Lorène B. (elle souhaite rester anonyme), auxiliaire de puériculture dans une petite ville de la région Midi-Pyrénées, confirme : même si on ne peut pas encore connaître les conséquences à long terme d’une petite enfance dans un monde envahi par les masques et le gel hydroalcoolique, les bébés semblent apprendre à « vivre avec » bien plus vite que les adultes. « A la crèche, quand ils nous ont vus arriver avec les masques, ils nous ont regardés avec des yeux ronds. Mais trois jours plus tard, ils étaient habitués.
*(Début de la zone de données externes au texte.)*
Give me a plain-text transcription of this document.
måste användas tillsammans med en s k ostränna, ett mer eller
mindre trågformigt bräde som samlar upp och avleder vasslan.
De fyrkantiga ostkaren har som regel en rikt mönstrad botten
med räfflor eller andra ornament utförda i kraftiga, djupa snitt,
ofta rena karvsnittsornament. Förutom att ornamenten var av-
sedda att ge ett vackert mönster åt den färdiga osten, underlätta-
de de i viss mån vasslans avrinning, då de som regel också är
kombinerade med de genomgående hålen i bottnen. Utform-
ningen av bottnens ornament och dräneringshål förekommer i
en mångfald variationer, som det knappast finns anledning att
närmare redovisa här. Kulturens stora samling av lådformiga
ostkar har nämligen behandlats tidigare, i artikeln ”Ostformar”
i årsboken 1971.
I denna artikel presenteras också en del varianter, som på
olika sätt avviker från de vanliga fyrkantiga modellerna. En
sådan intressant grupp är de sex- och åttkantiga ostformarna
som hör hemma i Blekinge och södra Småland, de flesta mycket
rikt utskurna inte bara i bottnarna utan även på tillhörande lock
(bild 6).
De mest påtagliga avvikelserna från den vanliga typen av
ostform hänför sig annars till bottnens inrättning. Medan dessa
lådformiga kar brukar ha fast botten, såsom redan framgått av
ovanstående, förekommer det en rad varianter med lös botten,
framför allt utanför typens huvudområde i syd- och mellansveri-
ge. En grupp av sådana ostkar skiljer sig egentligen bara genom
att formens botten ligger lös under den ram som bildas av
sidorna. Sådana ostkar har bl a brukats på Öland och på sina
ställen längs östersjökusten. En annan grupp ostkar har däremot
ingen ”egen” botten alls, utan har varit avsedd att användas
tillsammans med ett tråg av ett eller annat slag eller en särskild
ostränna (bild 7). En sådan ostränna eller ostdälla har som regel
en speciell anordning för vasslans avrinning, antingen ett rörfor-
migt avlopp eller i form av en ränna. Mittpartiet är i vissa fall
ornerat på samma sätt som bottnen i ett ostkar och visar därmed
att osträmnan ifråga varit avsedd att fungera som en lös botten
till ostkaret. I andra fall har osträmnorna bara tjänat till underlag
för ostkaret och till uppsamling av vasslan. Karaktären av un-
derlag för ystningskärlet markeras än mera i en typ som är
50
Les bébés s’adaptent à tout, c’est fascinant ! La mère d’une petite Léana nous a demandé si on leur donnait quand même l’amour dont ils ont besoin à cet âge-là. La vérité, c’est que c’est impossible de respecter la distanciation sociale avec des tout-petits. On aura beau avoir désinfecté tous les jouets, la minute d’après, ils auront bavé dessus et seront en train de tirer sur notre masque », s’amuse la trentenaire.

Malo avec ses parents, Megane et Antoine, qui habitent à Bray-sur-Seine, en Seine-et-Marne.